At the same time, sex involves much more than a mechanical coupling between partners. It involves feelings, desires, and attitudes that are expressed in physical interaction and play a role in fulfillment of the sexual experience between the partners. Individuals can have unsatisfying sexual encounters if any of these falls short of their normal tempo. Sex is a basic human need. One may eat food that doesn't taste very good but if it does, the meal becomes an event in itself. Sex needs to be enjoyed and relished.
Sexual dissatisfaction today
Personal dissatisfaction with sex is common in today's world. A large percentage of marriages are troubled by disinterest or boredom in sexual intercourse.
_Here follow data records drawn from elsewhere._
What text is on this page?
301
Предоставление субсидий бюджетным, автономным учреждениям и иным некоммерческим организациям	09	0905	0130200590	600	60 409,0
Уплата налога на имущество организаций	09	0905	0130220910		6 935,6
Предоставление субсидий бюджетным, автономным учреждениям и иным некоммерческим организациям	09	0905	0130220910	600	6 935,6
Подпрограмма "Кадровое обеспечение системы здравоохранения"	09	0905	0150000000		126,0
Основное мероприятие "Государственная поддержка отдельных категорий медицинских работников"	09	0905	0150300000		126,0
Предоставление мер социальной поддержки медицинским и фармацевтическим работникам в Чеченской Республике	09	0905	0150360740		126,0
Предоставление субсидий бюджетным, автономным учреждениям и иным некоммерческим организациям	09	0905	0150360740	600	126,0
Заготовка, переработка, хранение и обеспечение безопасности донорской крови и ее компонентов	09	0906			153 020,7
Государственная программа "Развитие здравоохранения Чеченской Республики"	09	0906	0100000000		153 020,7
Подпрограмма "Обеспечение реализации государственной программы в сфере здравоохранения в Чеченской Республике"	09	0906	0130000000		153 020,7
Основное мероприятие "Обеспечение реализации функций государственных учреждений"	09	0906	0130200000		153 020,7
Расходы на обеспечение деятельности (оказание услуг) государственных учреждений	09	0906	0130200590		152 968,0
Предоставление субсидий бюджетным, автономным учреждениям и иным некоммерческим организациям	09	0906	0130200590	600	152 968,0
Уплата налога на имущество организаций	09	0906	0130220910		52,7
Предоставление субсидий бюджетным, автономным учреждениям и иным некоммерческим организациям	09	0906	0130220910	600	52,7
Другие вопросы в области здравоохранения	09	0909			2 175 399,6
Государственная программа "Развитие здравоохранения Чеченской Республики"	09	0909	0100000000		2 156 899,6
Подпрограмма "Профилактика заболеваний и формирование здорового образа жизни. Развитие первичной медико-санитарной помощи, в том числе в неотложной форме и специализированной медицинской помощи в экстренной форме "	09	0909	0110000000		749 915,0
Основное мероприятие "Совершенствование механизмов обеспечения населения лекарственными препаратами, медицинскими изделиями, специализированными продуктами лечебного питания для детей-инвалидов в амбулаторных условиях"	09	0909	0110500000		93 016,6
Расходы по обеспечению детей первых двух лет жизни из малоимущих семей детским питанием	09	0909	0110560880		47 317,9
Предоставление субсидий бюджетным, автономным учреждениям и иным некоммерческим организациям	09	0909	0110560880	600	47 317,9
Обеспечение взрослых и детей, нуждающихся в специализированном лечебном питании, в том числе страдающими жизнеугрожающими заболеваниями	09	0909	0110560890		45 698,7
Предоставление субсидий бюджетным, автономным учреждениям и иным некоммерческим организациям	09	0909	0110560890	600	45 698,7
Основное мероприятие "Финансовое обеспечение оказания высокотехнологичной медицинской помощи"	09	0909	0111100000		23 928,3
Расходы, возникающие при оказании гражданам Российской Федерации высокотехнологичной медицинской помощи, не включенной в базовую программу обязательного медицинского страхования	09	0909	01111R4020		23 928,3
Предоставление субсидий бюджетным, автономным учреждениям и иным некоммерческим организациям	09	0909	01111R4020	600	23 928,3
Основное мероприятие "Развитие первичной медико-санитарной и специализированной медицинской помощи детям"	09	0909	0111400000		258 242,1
Unsatisfactory sexual interaction has drastic effects on a relationship and can lead to frustration, irritability, somatic complaints, anxiety, and depression. The most common sexual problems are inhibitions, performance anxiety, erotic boredom, and plentiful sexual myths. The taboo on sexuality disallows couples to discuss their discontentment; which closes doors to correction of these problems. Sexual dissatisfaction is really the initial phase of dissatisfaction with the partner and subsequently generalized frustration and unhappiness. Somehow it always gets overlooked by the people going through it.
Sex needs to be enjoyed
It is important to be open-minded about sexuality to understand that it is instinctual and simply human. Awareness of erogenous zones on the human body, variable sexual forms, different sexual positions is important in order to enjoy intercourse, as well as to satisfy the sexual partner. Boredom can set into even the most pleasurable sexual relationship if timely active measures are not taken to keep the flame of passion alive.
Playing the game right
Sexual satisfaction is a game of the mind and ought to be played rightly. MINDFRAMES uses the Masters and Johnson's model of Dual Sex Therapy (DST), Cognitive Restructuring (CBT) as well as Rational Emotive Techniques (RET) to help couples attain more satisfying and fulfilling sexual relationships with their partners. Like all basic needs for food, clothing, shelter, recognition and acceptance, the need for love and physical pleasure should get its due.